Labby went home this morning, and I'm still kinda miffed about it. I'd just got used to him being here and now he's gone =/ But ah well. I can only hope he'll be coming back and soon. If not... I should be able to go visit him some time, I hope. Probably not before October though, I need all the money I can get until then. We'll see, I'll look at how much advance tickets are and go from there.
Mother was in a bitchy mood today -.- I mean yeah, I get that she works all day and all that jazz but that doesn't give her the right to kick off at us because there's a couple of plates next to the sink. I simple request to do them would have been enough. Then I get yelled at for looking unhappy, because I wasn't feeling great (not had a decent night's sleep in weeks) and when Amy stuck up for me, she was off again. She then proceeded to ignore the both of us all evening. Can we say 'childish'?
After dinner I went out for a walk. Was nice to be out of the house and by myself but it gave me too much time to think. Only Amy noticed I'd gone out. Oh well. Good job it's pretty safe over there anyway. Worked a little on my fic but I really need to get back into it. Or back into anything.
I feel, sometimes, like my entire life is a badly written film and I'm not even the main character. Nothing I do really impacts on the main story, it doesn't matter, but still I try because I'm hoping one day I'll be noticed. Sometimes I feel I'm the only person who feels like this. It makes me think - what if this entire world is a figment of my imagination? What if the wall behind me doesn't exist when I can't see it? What if I only feel it because I expect to?
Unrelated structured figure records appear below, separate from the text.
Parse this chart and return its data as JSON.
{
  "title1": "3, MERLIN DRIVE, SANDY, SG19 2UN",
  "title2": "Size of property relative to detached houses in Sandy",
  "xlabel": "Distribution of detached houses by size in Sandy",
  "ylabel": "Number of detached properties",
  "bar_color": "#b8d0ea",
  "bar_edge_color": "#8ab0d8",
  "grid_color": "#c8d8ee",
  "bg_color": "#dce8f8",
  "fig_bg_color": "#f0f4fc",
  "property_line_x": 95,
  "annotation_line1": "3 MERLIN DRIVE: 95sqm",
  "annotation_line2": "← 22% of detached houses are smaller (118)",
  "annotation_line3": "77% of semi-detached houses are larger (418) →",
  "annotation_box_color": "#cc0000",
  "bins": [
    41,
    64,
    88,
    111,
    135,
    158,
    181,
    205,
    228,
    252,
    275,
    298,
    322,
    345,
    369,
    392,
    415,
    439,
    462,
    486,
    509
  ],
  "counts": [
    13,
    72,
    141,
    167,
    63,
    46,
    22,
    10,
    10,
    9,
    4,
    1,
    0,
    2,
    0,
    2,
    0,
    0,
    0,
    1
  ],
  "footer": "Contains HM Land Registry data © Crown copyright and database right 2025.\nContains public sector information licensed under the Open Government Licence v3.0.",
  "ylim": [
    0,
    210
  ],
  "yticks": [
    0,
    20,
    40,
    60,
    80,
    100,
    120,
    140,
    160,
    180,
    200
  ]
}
I shouldn't think about these kinds of things, it makes my head hurt.
Last night I managed to cut myself off from the internet by changing the security settings on my router via the laptop. Bit silly really - I was trying to do something, I didn't realise it would cut me off like that. So, instead of being the day of rest I'd hoped it would be, I ended up fretting until 6am and then waking up at ten to midday and getting straight up to fix it. Luckily I didn't do anything I couldn't fix from the desktop.
My God, that desktop. It's so slow I want to stab it.